Horace Binney and the Writ of Habeas Corpus: A New View

Open Access
Tobe, Jordan Leah
Area of Honors:
Bachelor of Arts
Document Type:
Thesis Supervisors:
  • Mark E Neely Jr., Thesis Supervisor
  • Dr. Michael James Milligan, Honors Advisor
  • Horace Binney
  • Writ of Habeas Corpus
  • Constitutional History
  • Lincoln
  • Suspension of the writ of habeas corpus
  • Civil War
The constitutionality of President Abraham Lincoln’s suspension the writ of habeas corpus during the American Civil War has been widely discussed and debated throughout Civil War history. In this history, the defense of Lincoln’s actions by one prominent Philadelphia lawyer, Horace Binney, usually gets only a brief mention. Somewhere in their quick overviews of Horace Binney’s habeas corpus argument, however, historians have ignored important information.

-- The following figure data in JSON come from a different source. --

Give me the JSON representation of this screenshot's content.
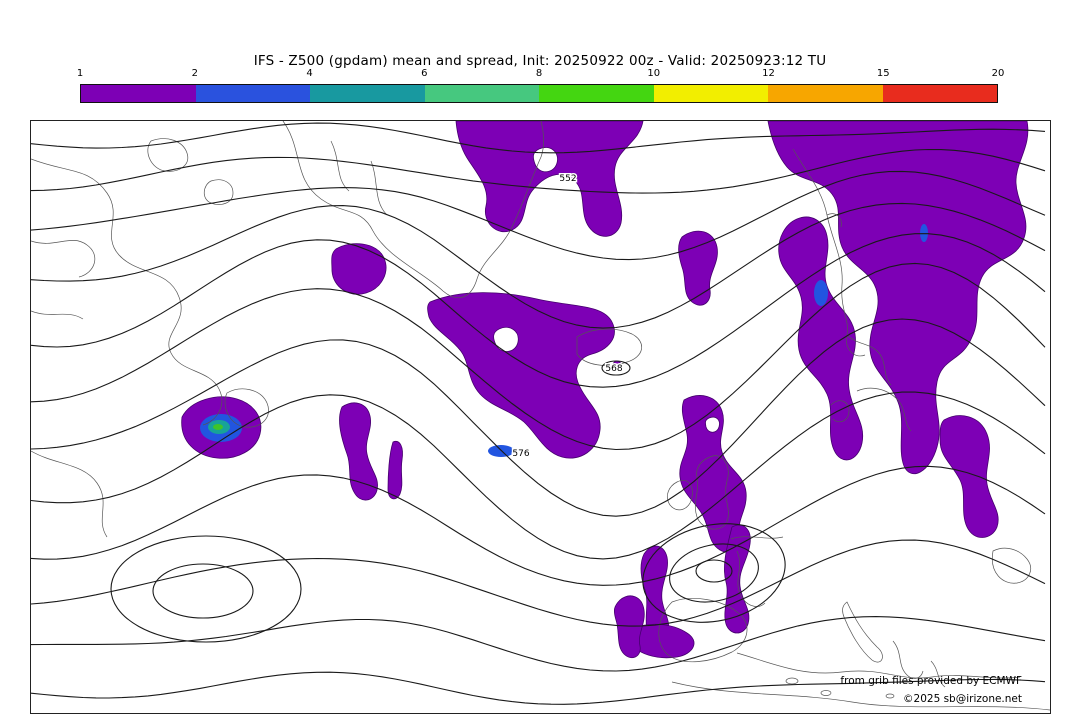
{
  "title": "IFS - Z500 (gpdam) mean and spread, Init: 20250922 00z - Valid: 20250923:12 TU",
  "colorbar": {
    "ticks": [
      "1",
      "2",
      "4",
      "6",
      "8",
      "10",
      "12",
      "15",
      "20"
    ],
    "colors": [
      "#7d00b5",
      "#2a52de",
      "#1899a0",
      "#46c87f",
      "#44d611",
      "#f2ee00",
      "#f7a600",
      "#e82c1e"
    ]
  },
  "map": {
    "spread_fill": "#7d00b5",
    "spread_outline": "#46006e",
    "core_colors": {
      "blue": "#2255e0",
      "teal": "#17a398",
      "green": "#3ec528"
    },
    "contour_color": "#1a1a1a",
    "coast_color": "#555555",
    "contour_labels": [
      "552",
      "568",
      "576"
    ],
    "attribution_line1": "from grib files provided by ECMWF",
    "attribution_line2": "©2025 sb@irizone.net"
  }
}
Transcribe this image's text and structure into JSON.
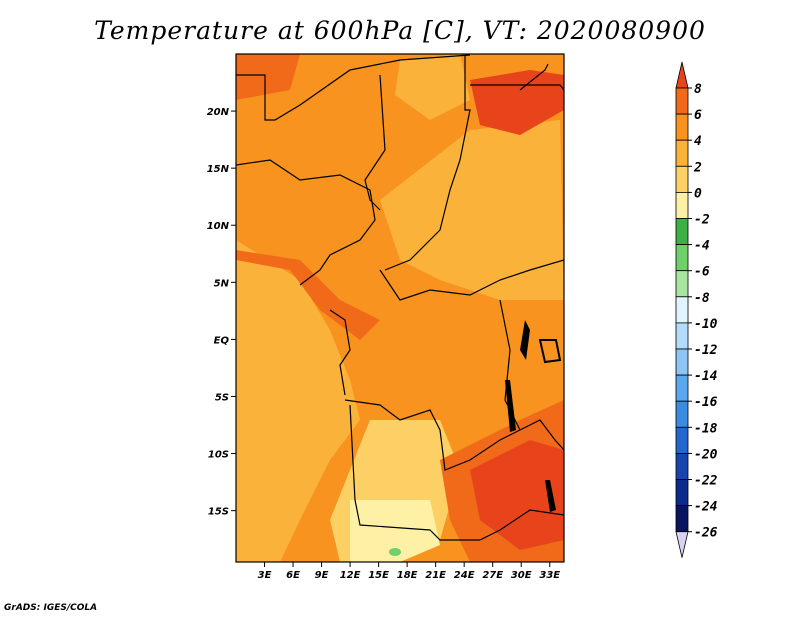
{
  "title": "Temperature at 600hPa [C], VT: 2020080900",
  "credit": "GrADS: IGES/COLA",
  "map": {
    "lon_range": [
      0,
      34.5
    ],
    "lat_range": [
      -19.5,
      25
    ],
    "x_ticks": [
      "3E",
      "6E",
      "9E",
      "12E",
      "15E",
      "18E",
      "21E",
      "24E",
      "27E",
      "30E",
      "33E"
    ],
    "y_ticks": [
      "20N",
      "15N",
      "10N",
      "5N",
      "EQ",
      "5S",
      "10S",
      "15S"
    ]
  },
  "colorbar": {
    "labels": [
      "8",
      "6",
      "4",
      "2",
      "0",
      "-2",
      "-4",
      "-6",
      "-8",
      "-10",
      "-12",
      "-14",
      "-16",
      "-18",
      "-20",
      "-22",
      "-24",
      "-26"
    ],
    "colors": [
      "#e8441c",
      "#f06a1a",
      "#f7931e",
      "#fbb23b",
      "#fdd066",
      "#fef1a6",
      "#3cb043",
      "#6fd06a",
      "#a8e6a0",
      "#e1f5fe",
      "#b3dcfa",
      "#8dc5f5",
      "#5aa8ee",
      "#3a8ce3",
      "#2467cf",
      "#1745b0",
      "#0c2a8a",
      "#0a1560",
      "#d9d2f0"
    ]
  }
}
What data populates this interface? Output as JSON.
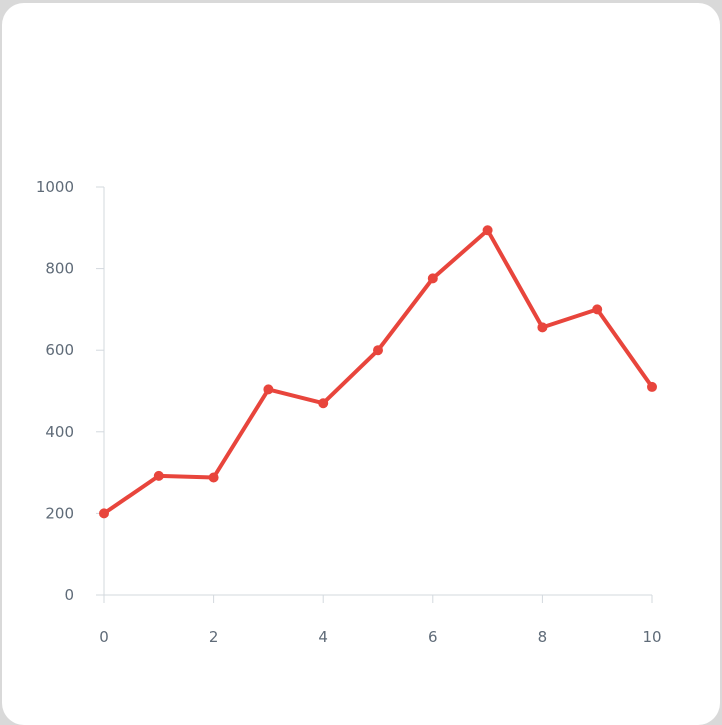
{
  "chart_data": {
    "type": "line",
    "title": "",
    "xlabel": "",
    "ylabel": "",
    "x": [
      0,
      1,
      2,
      3,
      4,
      5,
      6,
      7,
      8,
      9,
      10
    ],
    "series": [
      {
        "values": [
          200,
          292,
          288,
          504,
          470,
          600,
          776,
          894,
          656,
          700,
          510
        ]
      }
    ],
    "xlim": [
      0,
      10
    ],
    "ylim": [
      0,
      1000
    ],
    "x_ticks": [
      0,
      2,
      4,
      6,
      8,
      10
    ],
    "y_ticks": [
      0,
      200,
      400,
      600,
      800,
      1000
    ],
    "x_tick_labels": [
      "0",
      "2",
      "4",
      "6",
      "8",
      "10"
    ],
    "y_tick_labels": [
      "0",
      "200",
      "400",
      "600",
      "800",
      "1000"
    ],
    "grid": false,
    "legend": "none",
    "line_color": "#e8453c",
    "axis_color": "#d3d8de",
    "tick_label_color": "#5f6b78"
  }
}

For one thing, Binney’s political and personal background, which has not been widely discussed, lays a noteworthy foundation for his habeas corpus argument. Additionally, Binney’s argument was provoking enough that it elicited dozens of responses from his political opponents, Democratic lawyers. These Democratic responses have been more or less neglected in historiography. This project aims not only to delve deeper into why Binney argued in defense of the president the way that he did, but also to analyze the responses from his Democratic critics. Did these lawyers write in order to promote his broader political agenda? Was Horace Binney advocating for the suspension of the writ of habeas corpus as an authoritarian move as some historians have suggested? Is it fair to place all of the Democratic critics of Binney into one overarching, conservative, strict constitutionalist category? By examining and analyzing Binney’s argument along with the responses of his critics with party alignment in mind, a new perspective on the habeas corpus debate, and on constitutional debates of the Civil War in general, emerges.